There’s an old episode of Seinfeld in which Jerry’s new girlfriend has a terrible, hideous, ear-splitting laugh. Of course, she’s beautiful, funny, and likeable in every other way, but Jerry—a comedian—can’t date someone whose laugh he cannot stand. It just won’t work for them to be together. (I can't get the YouTube clip integrated, but you can watch it here.)
I am no comedian, but I am playful, and I make regular use of sarcasm and irony. Being around someone who doesn’t appreciate that kind of humor is tiresome—for both of us. I routinely say the most outrageous things (almost always with my tongue in my cheek), but the straight-laced individual I’m with can’t see through the sarcasm. Explaining one joke after another is agonizing.
I kind of feel like that when I read Sunday’s gospel lesson (Luke 23:33-43). This Sunday is the last Sunday after Pentecost—the last week before Advent starts—which means that most of us are observing the Johnny-come-lately festival of “Christ the King,” a designation for this Sunday that didn’t come about until Pope Pius XI instituted it in 1925. The point is to contrast Christ’s kingship with that of world leaders—the kingdoms of the earth that lead to the horrors of the Great War. Of course, that comparison is still apposite, but I worry that most of us (especially me) miss the irony of making it.
Christ the King. Those words go together without needing any explanation. Christians understand that Jesus Christ is God’s king (even if we don’t really get the theological significance of God having a king). And people who aren’t Christians probably aren’t surprised to hear that we would call the central figure of our faith a “king.” We’re always talking about how special Jesus is and how much we love him. Why not call him King Jesus? But go back and read Luke 23:33-43 and ask what in there seems even remotely monarchical.

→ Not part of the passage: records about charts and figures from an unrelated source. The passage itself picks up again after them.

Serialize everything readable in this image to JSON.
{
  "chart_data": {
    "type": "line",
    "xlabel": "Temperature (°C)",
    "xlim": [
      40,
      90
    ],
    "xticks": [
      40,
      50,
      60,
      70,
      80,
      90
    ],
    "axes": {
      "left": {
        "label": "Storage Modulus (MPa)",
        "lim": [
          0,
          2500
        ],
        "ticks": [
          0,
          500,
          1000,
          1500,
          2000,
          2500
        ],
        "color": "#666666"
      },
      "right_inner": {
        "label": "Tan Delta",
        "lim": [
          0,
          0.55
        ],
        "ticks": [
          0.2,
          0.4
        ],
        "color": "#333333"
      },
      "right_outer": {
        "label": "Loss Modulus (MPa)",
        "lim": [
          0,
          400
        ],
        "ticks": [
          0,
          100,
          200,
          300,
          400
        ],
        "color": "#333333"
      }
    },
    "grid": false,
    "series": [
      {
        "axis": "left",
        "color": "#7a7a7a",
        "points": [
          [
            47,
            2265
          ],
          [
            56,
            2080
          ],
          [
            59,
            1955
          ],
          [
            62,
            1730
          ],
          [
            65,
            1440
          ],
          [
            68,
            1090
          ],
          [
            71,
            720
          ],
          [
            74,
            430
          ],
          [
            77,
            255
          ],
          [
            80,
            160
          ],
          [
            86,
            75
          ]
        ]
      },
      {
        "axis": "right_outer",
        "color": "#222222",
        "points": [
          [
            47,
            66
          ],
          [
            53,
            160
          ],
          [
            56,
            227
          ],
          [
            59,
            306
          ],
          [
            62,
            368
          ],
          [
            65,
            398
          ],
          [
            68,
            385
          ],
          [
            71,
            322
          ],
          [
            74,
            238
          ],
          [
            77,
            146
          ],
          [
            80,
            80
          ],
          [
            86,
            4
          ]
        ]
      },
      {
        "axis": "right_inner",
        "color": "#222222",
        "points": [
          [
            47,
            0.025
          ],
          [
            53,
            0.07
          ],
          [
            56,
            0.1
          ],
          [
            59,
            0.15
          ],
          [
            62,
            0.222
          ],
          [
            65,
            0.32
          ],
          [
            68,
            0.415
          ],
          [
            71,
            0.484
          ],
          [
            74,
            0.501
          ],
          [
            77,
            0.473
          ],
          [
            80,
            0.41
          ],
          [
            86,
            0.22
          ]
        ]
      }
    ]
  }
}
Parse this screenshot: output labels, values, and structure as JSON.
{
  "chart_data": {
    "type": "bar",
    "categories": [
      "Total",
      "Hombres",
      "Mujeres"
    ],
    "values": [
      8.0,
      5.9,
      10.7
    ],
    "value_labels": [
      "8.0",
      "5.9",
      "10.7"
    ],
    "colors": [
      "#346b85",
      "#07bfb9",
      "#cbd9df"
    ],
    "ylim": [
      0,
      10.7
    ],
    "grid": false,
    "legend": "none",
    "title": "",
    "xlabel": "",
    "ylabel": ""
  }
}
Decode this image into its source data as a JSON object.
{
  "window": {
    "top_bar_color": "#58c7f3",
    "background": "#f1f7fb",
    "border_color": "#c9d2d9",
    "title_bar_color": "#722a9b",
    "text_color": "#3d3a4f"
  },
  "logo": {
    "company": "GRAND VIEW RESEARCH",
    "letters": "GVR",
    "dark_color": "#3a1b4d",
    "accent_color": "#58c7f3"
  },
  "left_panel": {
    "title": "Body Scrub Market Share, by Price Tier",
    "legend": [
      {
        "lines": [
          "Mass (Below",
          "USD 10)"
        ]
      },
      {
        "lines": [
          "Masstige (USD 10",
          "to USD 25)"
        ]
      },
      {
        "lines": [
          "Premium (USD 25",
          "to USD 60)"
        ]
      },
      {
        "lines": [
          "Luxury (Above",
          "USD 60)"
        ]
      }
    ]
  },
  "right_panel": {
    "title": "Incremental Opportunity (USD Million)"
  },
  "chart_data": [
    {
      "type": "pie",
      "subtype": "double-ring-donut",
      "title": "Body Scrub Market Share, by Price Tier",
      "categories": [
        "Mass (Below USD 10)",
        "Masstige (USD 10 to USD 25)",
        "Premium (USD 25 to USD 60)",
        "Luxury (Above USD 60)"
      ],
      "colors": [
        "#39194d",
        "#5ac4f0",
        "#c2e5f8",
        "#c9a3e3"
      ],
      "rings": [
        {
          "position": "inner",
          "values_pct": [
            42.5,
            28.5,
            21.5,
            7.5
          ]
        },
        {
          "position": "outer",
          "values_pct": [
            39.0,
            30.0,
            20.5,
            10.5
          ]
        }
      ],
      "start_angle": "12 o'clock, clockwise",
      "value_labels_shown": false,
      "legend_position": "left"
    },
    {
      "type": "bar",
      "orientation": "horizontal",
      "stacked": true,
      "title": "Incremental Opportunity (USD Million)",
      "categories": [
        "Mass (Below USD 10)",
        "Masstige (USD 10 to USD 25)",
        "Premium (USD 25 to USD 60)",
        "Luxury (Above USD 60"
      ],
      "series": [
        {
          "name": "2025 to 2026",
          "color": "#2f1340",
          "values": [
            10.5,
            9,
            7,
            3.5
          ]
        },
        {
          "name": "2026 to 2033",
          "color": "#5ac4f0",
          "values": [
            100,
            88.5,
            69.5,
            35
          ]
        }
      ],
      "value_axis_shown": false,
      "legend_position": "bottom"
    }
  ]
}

I remember a seminary professor making a great deal about the Titulus—the sign that hung on the cross. It is attested by all four gospel accounts, and it seems so unusual and unexpected that even the most critical historians seem willing to accept its veracity. As a follower of Jesus who is so accustomed to talking about him as king, that sign seems to belong there. But of course it doesn’t. It’s ridiculous. It’s the most terrible, biting political satire of its day. “You want a king?” the Roman Empire asks. “Here’s your king. This is what we do to kings.” The sign that declares Jesus’ kingship is the blinking neon light of defeat. A king who is executed on a cross is not a king.
But, of course, we stand at the cross and gaze upon our king. Jesus’ kingship isn’t like that of the kingdoms of this world. The cross isn’t a mistake. It’s not a story of the Roman Empire or the Jewish hierarchy killing the one who belongs on a throne. Jesus belongs on the cross—not because of anything he deserved but because of who he is. This king accepted the cross as the sign of his kingship. The Titulus is doubly ironic. The Romans hung it there as a warning sign. And the gospel accounts leave it there to embrace the irony it declares.